Il ragazzo scrollò il capo. «Ma no. E' che qui è una noia, la maggior parte della gente è morta quindi non c'è nessuno con cui poter giocare.» 
Lo guardai allibita. Come poteva pensare di giocare in un momento come quello?
«Ricapitoliamo» mormorai, massaggiandomi le tempie. «Stai cercando qualcuno con cui giocare, giusto?» 
Lui annuì.
«E sei un sopravvissuto» aggiunsi. Lui annuì con vigore. A quanto pare stava anche bene. Meno una domanda. 

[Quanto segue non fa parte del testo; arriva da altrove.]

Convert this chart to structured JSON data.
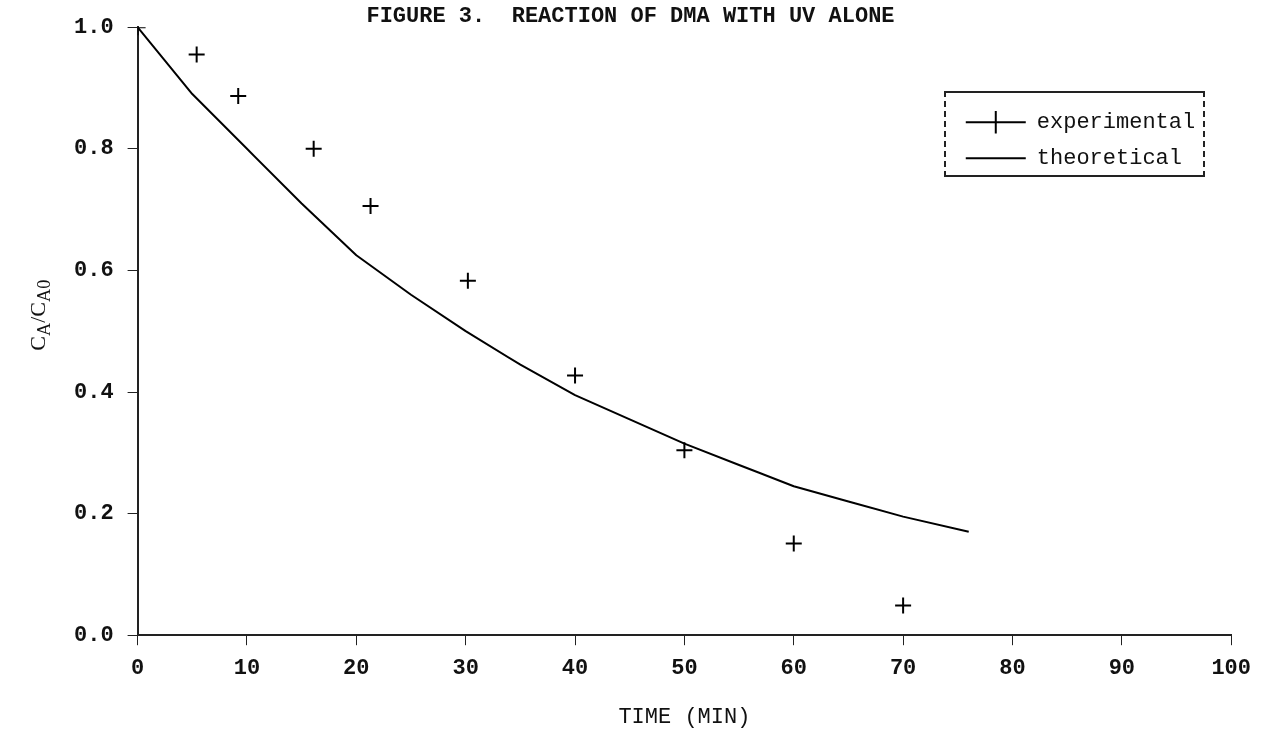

«Come ti chiami?» chiesi paziente. 
«Nori Takanashi» rispose lui, dondolandosi avanti e indietro in modo fastidioso. Ero sul punto di prenderlo a pugni. «Tu? Come ti chiami, quanti anni hai?» 

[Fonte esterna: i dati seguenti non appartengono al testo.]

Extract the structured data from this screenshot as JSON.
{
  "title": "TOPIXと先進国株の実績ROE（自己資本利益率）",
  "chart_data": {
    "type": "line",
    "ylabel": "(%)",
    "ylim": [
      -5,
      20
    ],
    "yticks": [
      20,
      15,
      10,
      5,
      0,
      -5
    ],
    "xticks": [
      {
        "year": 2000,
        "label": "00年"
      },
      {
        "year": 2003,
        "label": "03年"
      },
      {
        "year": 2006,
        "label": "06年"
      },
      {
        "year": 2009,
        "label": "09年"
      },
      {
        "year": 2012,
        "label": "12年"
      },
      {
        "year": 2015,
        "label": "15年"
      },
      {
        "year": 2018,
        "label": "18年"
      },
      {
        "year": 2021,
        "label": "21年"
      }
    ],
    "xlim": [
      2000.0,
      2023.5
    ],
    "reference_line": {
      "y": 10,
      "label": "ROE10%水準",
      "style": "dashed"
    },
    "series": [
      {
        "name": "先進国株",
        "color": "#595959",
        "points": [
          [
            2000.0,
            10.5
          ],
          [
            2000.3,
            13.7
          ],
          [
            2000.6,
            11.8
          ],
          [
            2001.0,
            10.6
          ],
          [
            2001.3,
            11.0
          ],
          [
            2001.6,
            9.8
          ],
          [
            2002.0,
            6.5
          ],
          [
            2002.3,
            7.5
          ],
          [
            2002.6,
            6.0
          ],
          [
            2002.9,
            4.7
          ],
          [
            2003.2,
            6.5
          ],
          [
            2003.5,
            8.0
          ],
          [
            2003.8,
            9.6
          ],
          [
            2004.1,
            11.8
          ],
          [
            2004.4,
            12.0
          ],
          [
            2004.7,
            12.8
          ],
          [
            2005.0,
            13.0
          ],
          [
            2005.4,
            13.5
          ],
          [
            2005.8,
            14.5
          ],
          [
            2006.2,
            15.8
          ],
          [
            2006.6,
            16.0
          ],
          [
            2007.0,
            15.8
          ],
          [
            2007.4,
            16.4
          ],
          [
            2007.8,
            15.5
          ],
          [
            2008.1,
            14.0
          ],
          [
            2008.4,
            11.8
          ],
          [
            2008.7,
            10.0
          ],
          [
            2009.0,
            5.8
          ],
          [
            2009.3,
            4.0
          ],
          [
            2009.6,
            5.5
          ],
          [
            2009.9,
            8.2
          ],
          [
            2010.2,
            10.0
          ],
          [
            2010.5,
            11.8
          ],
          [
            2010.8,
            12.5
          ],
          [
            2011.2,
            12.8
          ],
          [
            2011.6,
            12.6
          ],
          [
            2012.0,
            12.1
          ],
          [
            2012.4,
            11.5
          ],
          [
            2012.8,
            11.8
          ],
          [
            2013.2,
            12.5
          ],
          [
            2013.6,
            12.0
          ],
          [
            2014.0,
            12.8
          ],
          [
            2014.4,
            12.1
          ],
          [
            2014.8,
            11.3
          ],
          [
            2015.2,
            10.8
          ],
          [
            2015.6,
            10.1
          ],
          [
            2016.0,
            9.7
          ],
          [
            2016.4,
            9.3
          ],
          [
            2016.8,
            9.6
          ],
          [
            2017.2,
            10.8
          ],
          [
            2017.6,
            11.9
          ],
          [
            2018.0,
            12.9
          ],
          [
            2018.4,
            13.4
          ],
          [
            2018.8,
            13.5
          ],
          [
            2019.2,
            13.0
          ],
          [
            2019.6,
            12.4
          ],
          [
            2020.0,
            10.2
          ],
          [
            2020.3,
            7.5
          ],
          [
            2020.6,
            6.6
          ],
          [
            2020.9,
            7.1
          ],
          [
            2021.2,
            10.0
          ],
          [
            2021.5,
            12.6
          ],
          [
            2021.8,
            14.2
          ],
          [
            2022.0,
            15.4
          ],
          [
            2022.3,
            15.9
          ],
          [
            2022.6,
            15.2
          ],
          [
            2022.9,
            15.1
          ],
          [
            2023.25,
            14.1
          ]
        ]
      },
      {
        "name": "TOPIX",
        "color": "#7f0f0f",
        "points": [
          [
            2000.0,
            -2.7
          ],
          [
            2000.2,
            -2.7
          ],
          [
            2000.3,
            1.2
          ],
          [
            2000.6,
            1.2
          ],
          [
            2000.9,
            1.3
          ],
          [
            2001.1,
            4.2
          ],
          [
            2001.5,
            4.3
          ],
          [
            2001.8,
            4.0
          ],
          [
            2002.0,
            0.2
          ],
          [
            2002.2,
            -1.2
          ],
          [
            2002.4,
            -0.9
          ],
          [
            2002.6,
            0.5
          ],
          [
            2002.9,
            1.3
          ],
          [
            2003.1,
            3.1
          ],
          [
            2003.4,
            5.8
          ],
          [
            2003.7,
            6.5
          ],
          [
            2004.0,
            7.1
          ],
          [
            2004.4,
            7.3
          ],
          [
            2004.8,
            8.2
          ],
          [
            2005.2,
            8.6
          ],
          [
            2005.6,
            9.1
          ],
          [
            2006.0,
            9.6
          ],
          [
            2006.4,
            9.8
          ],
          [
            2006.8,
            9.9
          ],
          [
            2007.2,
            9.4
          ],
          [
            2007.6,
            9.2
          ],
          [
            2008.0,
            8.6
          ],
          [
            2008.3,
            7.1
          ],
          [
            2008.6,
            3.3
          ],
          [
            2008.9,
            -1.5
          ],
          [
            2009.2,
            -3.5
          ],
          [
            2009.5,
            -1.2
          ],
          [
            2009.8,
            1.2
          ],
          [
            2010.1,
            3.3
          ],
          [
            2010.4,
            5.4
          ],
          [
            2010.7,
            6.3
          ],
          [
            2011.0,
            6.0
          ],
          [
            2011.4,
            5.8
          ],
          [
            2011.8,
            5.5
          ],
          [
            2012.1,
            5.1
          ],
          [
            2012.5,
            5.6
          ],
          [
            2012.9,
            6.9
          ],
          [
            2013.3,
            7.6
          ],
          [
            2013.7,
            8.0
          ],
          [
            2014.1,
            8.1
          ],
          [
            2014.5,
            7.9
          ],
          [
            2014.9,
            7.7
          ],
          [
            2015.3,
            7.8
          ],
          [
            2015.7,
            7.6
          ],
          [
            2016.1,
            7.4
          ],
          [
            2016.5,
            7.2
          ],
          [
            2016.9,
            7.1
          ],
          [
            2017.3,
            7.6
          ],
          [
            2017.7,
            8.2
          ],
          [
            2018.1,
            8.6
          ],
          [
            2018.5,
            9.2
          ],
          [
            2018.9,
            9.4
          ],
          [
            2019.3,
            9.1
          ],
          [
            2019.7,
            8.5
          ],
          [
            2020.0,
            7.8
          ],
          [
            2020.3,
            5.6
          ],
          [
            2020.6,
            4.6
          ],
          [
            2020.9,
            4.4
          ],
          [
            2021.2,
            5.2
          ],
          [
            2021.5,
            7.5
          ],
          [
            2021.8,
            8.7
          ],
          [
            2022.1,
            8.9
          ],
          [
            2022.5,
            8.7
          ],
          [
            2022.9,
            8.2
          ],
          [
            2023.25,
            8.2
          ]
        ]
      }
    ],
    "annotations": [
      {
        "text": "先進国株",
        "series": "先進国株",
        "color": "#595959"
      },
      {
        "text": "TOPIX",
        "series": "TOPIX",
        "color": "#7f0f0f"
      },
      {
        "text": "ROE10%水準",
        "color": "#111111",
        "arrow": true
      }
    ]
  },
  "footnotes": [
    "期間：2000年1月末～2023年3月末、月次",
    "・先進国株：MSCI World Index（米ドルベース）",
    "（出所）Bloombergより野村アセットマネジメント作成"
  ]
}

Ma non ero io a fare le domande?
Aggrottai la fronte. «Haruka Murakawa e... ho sedici anni.»
Nori fece un verso di stupore, sempre con la stessa mania vispa. 
«Oh, abbiamo la stessa età! Posso chiamarti Haruka? Tu chiamami Nori» mi disse. Annuii incerta, emettendo l'ennesimo sospiro. 

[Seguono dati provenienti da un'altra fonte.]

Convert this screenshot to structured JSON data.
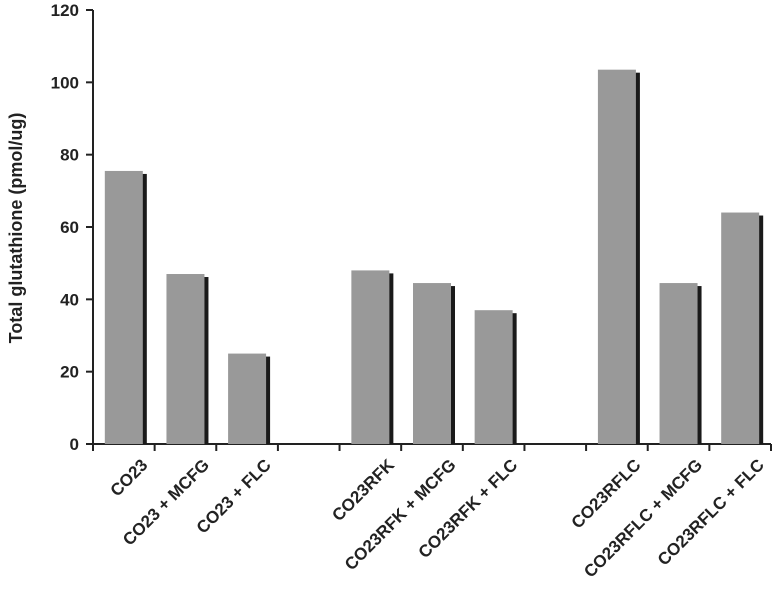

«Senti Nori...» gli dissi, indicando col mento il bambino che portavo cullato tra le mie braccia. Nori allungò il collo, guardando curioso il bimbo.
«E' tuo?» domandò battendo le palpebre. Io aprii leggermente la bocca, pronta a sparare qualche insulto più o meno educato. 
«Sì, certo che è mio, ovvio, l'ho partorito circa dieci minuti fa'!» esclami piccata, allontanandomi di un passo indietro. Nori scoppiò a ridere. 
«Dai che scherzavo» mi rassicurò, agitando una mano in segno di non curanza. Io sbuffai. Almeno questo... 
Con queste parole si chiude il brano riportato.